The straight road is not always the shortest. There are times where there are many valid ways and it is the choice which makes the way.

Wrestling with a butterfly

Wrestling with a butterfly

There is a chasm of difference between an edged contact and any other. The mechanical increase in pressure due to the edge geometry makes being tough and solid far less desirable compared to the art of footwork and general locomotion.

I would like to offer a few ideas for your future work to increase the value you place on gentleness and whole movement of the entire body. The reason for it is your prolonged wellbeing and hopefully increased ability and grace through life. The idea for this writing came from viewing sword work by the talented Natasha Kopylova (her videos have a graceful progression of body movement that channels to the limbs and tools and a free play of contact work without the pretense of toughness and resistance) coupled with my nature walks and many lessons from my students.

Movement within movement

Have your partner stand and move the mass from leg to leg. Progress to moving so the feet peel off the ground and turn in place slightly. Start prodding gently with a dry twig and have them combine two movements within one contact. The goal is to keep the twig from breaking and yourself from losing your movement. Achieving both goals will let you move both gently and with inner control.
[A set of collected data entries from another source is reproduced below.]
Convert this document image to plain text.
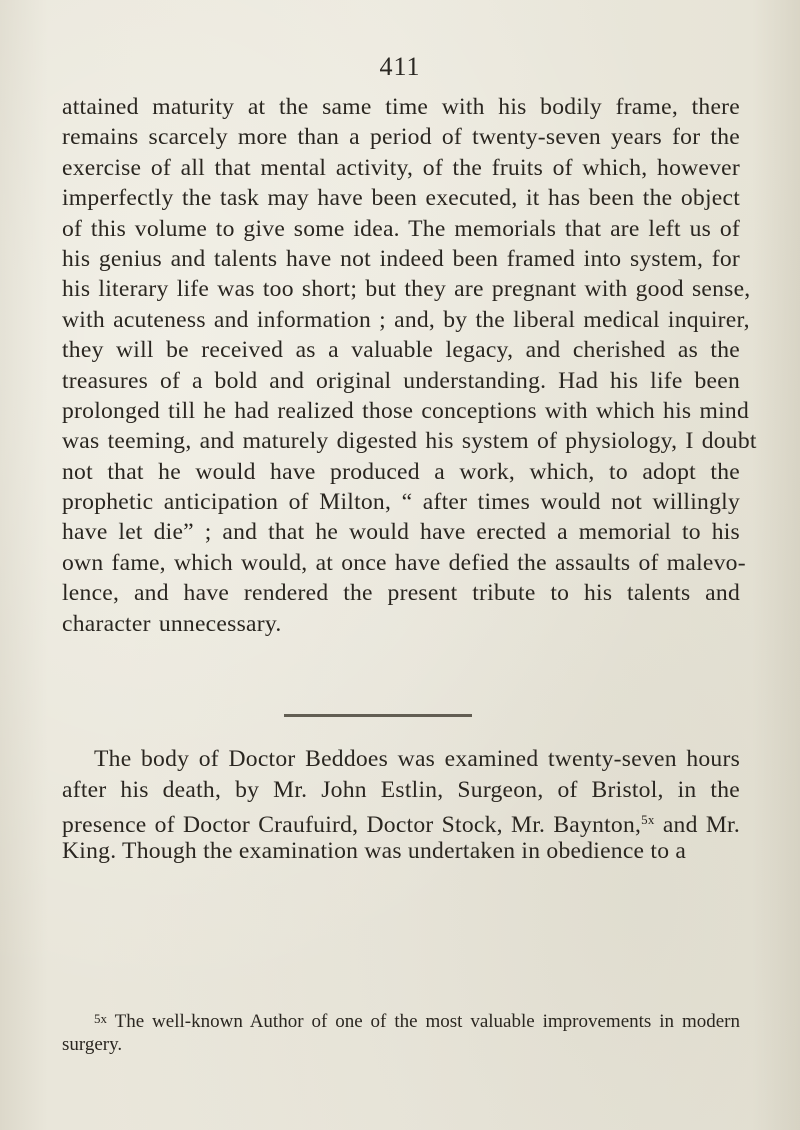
411
attained maturity at the same time with his bodily frame, there
remains scarcely more than a period of twenty-seven years for the
exercise of all that mental activity, of the fruits of which, however
imperfectly the task may have been executed, it has been the object
of this volume to give some idea. The memorials that are left us of
his genius and talents have not indeed been framed into system, for
his literary life was too short; but they are pregnant with good sense,
with acuteness and information ; and, by the liberal medical inquirer,
they will be received as a valuable legacy, and cherished as the
treasures of a bold and original understanding. Had his life been
prolonged till he had realized those conceptions with which his mind
was teeming, and maturely digested his system of physiology, I doubt
not that he would have produced a work, which, to adopt the
prophetic anticipation of Milton, “ after times would not willingly
have let die” ; and that he would have erected a memorial to his
own fame, which would, at once have defied the assaults of malevo-
lence, and have rendered the present tribute to his talents and
character unnecessary.
The body of Doctor Beddoes was examined twenty-seven hours
after his death, by Mr. John Estlin, Surgeon, of Bristol, in the
presence of Doctor Craufuird, Doctor Stock, Mr. Baynton,$^{5x}$ and Mr.
King. Though the examination was undertaken in obedience to a
$^{5x}$ The well-known Author of one of the most valuable improvements in modern
surgery.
Understanding of lines of movement

Take a stick and hold it by pressing lightly on both ends, each with one finger. Use only enough pressure to keep the stick in your grasp and start the work. Have your partner first stand and close both eyes. Move the stick through the body as your partner relaxes to allow the stick to pass through without creating resistance and breaking the pressure, which holds the stick in your hands. Achieving this will release within you r body smoother movement and you will feel more as one piece moving in harmony.

Throwing a bell

Find a little bell or a children toy that works the same and stand where there is no precious glass. Throw it in the air and instead of catching it when it descends, match its movement and add to it to bring it in a curve to another throw. The hidden meaning of this movement is to contact without resistance or manipulation. Imagine a blade edge meeting a blade edge as it is often seen in film. Will the blades survive such a meeting? Why not choose to join instead of obstruct.

Keeping the path open

Take a water bottle or a short stick and stand a few paces from your partner. Throw the object straight at your partner and start walking. When the stick comes flying your way, do the following. Keep breathing, move out of the path and make contact so you match the path of the stick and press it between your body and upper limbs. Keep moving and throw the stick back to your moving partner using your movement and breath. This drill is simple but will give you greater eye awareness and give you possibilities of matching and catching without sacrificing your freedom of movement. Value your freedom.

Keep safe by keeping in motion both within and outside. Let yourself be as graceful as you can be by learning from any teacher that comes your way, from the bird perching to the lady dancing with the sword.

When you let everyone teach you, you are open to many more lessons and here is a very nice one in grace and much more.

The title of wrestling with a butterfly is simple. If you can communicate and move in the world without harming the delicate and fragile, you are truly free and thus truly powerful.